De nombreux étudiants me demandent : « Je voudrais que ma sagesse se manifeste. » Ou bien « Je suis très stupide, pouvez-vous me rendre plus sage ? » Les gens croient que je peux pratiquer une opération, ouvrir leur cerveau et y insérer quelque chose comme une carte mémoire, et qu’ils deviendront très intelligents. Pour que se manifeste notre sagesse, la chose la plus importante est notre ‘vue’. Si vous avez la vue juste, alors peu à peu la sagesse se manifestera. Sans une vue ou une base correcte, il est peu probable que la sagesse apparaisse. Et nous ne pouvons pas utiliser notre intelligence mondaine car elle n’est pas comparable à la vraie connaissance, et elle n’est pas assez profonde. Donc, pour que la véritable connaissance se manifeste, il vous faut la vue juste.

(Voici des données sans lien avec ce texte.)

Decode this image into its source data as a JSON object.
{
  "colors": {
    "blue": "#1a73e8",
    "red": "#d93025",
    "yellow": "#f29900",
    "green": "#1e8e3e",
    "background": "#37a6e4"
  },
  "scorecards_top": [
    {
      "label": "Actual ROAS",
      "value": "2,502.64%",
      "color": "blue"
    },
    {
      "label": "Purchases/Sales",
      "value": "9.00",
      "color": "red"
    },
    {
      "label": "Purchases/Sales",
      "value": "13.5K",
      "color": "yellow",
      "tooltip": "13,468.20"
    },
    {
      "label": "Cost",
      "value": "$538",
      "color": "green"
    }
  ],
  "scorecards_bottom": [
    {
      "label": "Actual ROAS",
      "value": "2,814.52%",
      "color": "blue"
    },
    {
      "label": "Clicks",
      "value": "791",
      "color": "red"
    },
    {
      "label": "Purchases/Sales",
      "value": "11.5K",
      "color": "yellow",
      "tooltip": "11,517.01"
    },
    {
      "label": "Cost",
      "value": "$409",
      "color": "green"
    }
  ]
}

Ici, Sharipoutra pose la question du point de vue de la connaissance, et Avalokiteshvara répond du point de vue de la vacuité. La vacuité est l’objet, et le sujet est la conscience; c’est comparable à la relation entre un pilier (l’objet) et la conscience visuelle (le sujet) qui le perçoit.

Lors de la première session, nous avons mentionné différents types de prajna ou connaissance. Prajna du chemin renvoie à la question posée par Sharipoutra, et  prajna de la nature renvoie à la réponse d’Avalokiteshvara et l’explication de la profonde vacuité. Ceci conclut la discussion de la première raison pour laquelle Sharipoutra n’a pas posé une question sur la vacuité mais voulait savoir comment s’exercer à la connaissance.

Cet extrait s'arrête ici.